Woman: I want to talk to you about life. It’s just too difficult to be alive, isn’t it, and try to function? There are all these people to deal with. I tried to buy a can of tuna fish in the supermarket, and there was this person standing right in front of where I wanted to reach out to get the tuna fish, and I waited a while, to see if they’d move, and they didn’t—they were looking at tuna fish too, but they were taking a real long time on it, reading the ingredients on each can like they were a book, a pretty boring book if you ask me, but nobody has; so I waited a long while, and they didn’t move, and I couldn’t get to the tuna fish cans; and I thought about asking them to move, but then they seemed so stupid not to have sensed that I needed to get by them that I had this awful fear that it would do no good, no good at all, to ask them, they’d probably say something like, “We’ll move when we’re goddam ready you nagging bitch” and then what would I do? And so then I started to cry out of frustration, quietly, so as not to disturb anyone, and still, even though I was softly sobbing, this stupid person didn’t grasp that I needed to get by them, and so I reached over with my fist, and I brought it down real hard on his head and screamed: “Would you kindly move asshole!!!”

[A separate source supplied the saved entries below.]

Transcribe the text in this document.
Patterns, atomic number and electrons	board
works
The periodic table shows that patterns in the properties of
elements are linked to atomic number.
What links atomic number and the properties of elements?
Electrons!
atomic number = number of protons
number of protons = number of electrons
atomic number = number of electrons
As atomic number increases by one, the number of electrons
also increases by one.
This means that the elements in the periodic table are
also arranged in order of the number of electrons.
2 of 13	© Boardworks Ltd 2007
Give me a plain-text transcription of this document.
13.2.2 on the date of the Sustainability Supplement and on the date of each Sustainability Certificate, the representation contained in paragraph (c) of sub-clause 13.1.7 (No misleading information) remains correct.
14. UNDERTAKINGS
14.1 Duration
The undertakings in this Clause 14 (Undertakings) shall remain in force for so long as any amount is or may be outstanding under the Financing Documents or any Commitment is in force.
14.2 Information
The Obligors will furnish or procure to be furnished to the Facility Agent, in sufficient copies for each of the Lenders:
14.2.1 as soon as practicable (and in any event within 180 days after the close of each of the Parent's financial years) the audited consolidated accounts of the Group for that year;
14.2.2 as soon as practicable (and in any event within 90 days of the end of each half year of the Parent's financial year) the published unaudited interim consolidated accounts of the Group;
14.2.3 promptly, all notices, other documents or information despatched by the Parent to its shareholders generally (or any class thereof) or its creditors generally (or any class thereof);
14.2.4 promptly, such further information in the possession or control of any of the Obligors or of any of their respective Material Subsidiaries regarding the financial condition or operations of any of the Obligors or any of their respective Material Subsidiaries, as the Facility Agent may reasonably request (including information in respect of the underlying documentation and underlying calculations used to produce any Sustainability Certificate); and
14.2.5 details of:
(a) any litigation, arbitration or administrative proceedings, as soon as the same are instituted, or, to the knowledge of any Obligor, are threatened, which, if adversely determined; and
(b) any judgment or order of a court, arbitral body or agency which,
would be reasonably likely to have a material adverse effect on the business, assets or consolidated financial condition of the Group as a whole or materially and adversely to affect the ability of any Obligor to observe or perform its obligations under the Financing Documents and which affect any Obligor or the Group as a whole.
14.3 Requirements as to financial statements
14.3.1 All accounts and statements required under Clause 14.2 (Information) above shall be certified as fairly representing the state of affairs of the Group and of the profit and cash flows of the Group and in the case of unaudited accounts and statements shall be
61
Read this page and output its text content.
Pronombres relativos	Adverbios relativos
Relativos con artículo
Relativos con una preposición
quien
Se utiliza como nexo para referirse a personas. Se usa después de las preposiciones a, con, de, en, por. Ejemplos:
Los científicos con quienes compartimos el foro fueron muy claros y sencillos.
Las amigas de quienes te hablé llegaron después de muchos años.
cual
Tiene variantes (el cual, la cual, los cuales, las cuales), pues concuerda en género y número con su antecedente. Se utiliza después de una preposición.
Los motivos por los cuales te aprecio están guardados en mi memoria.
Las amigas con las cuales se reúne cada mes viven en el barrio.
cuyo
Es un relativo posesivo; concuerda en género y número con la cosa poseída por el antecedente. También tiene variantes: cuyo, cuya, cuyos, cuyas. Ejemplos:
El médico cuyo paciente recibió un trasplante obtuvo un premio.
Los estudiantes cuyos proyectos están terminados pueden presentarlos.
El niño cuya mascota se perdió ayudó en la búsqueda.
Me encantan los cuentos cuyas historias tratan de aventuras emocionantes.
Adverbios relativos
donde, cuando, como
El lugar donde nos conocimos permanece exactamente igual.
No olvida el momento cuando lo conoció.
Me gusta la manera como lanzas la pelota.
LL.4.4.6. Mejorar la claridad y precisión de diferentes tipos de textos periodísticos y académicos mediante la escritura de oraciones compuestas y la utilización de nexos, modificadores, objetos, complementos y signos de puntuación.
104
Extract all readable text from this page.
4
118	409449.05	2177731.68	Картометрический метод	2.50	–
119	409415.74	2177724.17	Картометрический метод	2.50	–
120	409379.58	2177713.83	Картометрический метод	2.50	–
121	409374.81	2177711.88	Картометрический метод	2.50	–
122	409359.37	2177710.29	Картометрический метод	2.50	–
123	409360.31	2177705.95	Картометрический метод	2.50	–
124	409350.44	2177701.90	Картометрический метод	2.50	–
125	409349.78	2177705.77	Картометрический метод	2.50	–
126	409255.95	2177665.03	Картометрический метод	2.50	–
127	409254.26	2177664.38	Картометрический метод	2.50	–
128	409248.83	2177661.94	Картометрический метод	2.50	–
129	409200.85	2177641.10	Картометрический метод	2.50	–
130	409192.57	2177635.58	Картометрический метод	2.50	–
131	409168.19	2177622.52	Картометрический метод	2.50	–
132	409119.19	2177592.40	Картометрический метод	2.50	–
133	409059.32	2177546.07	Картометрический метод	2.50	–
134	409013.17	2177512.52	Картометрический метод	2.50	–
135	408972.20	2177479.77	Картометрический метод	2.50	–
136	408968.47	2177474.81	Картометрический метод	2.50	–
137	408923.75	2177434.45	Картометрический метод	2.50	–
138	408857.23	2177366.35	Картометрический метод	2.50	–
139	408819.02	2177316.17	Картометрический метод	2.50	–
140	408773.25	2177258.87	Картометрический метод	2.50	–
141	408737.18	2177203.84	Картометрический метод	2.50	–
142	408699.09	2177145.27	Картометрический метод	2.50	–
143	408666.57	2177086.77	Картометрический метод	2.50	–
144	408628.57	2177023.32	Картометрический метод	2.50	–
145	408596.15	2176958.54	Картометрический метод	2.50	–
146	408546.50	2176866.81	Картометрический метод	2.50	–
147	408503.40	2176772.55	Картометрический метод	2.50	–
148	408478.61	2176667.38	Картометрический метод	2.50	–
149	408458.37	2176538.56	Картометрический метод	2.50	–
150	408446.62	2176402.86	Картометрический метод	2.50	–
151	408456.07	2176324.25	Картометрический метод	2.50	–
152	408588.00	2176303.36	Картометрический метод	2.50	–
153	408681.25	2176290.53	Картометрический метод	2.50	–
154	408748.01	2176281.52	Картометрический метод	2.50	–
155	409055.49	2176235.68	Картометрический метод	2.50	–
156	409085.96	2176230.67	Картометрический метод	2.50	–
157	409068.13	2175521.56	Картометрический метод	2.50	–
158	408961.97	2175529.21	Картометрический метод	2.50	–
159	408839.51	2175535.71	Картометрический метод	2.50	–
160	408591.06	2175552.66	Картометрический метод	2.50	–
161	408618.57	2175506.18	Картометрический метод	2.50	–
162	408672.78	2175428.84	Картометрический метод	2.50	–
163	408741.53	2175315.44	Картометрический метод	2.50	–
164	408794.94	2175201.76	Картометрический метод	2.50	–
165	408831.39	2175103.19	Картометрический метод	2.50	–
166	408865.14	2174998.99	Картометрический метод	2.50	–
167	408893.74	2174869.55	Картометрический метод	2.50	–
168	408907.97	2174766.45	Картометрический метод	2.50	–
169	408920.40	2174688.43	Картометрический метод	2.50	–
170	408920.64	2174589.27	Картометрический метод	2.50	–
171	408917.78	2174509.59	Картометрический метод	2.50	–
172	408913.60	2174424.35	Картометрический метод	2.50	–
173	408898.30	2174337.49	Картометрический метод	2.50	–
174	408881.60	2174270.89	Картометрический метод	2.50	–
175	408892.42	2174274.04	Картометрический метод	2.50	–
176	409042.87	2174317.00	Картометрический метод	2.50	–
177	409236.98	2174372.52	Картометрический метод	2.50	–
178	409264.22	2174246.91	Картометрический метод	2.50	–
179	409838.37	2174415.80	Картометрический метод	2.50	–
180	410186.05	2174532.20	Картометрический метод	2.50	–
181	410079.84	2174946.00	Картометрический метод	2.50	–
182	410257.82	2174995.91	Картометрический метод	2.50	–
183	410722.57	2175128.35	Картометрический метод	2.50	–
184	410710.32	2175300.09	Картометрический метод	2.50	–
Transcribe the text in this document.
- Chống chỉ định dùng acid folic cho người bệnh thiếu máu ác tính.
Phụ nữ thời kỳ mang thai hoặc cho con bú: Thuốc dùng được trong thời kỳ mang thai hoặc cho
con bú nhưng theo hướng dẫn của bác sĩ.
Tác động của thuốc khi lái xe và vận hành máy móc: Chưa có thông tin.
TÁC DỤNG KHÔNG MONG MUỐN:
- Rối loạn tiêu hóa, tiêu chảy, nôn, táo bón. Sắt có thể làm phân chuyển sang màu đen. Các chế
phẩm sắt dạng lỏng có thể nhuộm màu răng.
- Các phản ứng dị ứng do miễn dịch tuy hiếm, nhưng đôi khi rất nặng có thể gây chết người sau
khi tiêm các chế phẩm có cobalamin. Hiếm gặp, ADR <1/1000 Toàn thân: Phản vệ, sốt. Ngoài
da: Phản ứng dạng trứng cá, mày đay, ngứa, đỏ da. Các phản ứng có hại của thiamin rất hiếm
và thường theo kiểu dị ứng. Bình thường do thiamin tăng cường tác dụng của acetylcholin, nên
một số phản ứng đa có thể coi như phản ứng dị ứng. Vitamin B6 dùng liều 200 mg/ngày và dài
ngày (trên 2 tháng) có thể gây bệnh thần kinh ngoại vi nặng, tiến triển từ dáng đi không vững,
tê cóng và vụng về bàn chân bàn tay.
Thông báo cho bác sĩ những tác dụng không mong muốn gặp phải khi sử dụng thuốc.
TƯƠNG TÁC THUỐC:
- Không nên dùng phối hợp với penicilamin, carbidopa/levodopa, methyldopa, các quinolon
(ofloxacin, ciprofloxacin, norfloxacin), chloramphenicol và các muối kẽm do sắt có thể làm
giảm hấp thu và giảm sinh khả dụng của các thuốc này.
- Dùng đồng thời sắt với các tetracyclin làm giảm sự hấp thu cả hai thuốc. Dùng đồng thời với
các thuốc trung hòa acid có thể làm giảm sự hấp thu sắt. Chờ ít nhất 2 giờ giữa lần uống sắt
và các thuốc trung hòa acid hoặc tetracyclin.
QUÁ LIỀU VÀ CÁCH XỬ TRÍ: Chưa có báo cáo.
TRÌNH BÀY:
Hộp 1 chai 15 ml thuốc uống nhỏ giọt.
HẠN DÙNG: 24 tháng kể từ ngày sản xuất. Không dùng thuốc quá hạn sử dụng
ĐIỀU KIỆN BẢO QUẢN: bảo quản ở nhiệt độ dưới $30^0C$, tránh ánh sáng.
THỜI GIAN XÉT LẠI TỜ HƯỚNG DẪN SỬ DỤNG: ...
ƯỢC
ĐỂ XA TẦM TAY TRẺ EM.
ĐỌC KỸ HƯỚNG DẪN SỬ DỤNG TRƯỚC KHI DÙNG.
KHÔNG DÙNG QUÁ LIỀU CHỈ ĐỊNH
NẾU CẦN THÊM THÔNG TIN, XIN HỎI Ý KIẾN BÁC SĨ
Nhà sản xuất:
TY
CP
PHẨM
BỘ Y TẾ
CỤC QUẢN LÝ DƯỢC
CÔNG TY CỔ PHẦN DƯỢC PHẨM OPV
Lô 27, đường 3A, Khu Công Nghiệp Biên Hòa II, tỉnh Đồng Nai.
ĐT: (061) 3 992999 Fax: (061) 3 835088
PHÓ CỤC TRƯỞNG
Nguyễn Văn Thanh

And the person fell to the ground, and looked totally startled, and some child nearby started to cry, and I was still crying, and I couldn’t imagine making use of the tuna fish now anyway, and so I shouted at the child to stop crying — I mean, it was drawing too much attention to me — and I ran out of the supermarket, and I thought, I’ll take a taxi to the Metropolitan Museum of Art, I need to be surrounded with culture right now, not tuna fish.

But you know how hard it is to hail a taxi. I waved my hand, and then this terrible man who came to the street after I was there waved his hand, and the taxi stopped for him because he saw him first, and the injustice of it made my eyes start to well with tears again. So I lost that taxi. So I raised my hand again, and the next three taxis were already full, although one of them still had his “free” light on which made me angry, because if he had had it off, I probably wouldn’t have raised my arm, which was getting tired now, I think hitting the man with the tuna fish used some muscles I wasn’t used to using. And then this other taxi started to get near, and this woman with groceries came out, and she started to hail it and I went right over to her and shouted smack into her ear: “If you take this taxi from me, I will kill you!” And she looked really started, and then the taxi stopped, and I got in, and I said, I want to go crosstown to the Metropolitan Museum of Art, I might have culture, and quiet, and things of value around me, I have had a terrible time in the supermarket. And then the taxi driver, who was Greek or Muslim or Armenian or something, said to me, I have to go downtown now, I’m about to get off work.

Well, I thought my head would explode. I mean, was his taxi available, or wasn’t it? And wasn’t it law that they can’t refuse you, even if you want to go to Staten Island? But I just couldn’t bear the thought of pressing charges against this man — it would take days and days of phone calls, and meetings, and letters, and all because he wouldn’t bring me to the goddam Metropolitan. So I sat in his taxi and I wouldn’t move. I thought for a while about going back and following through on my initial impulse to buy a can of tuna fish — tuna fish, mixed with mayonnaise, is one of the few things I can make in the kitchen — but then I realized that probably whoever was at the cash register would give me difficulties, probably because I was a woman, or because she was a woman, or maybe it was a man who hated women, or wished he was a woman — anyway it all started to seem far too complicated; so I thought, I’ll just stay in this taxi cab, and I’ll be damned if I get out. And he kept saying, “Lady, please, I have to get home to my family.” And I said “Where? In Staten Island?”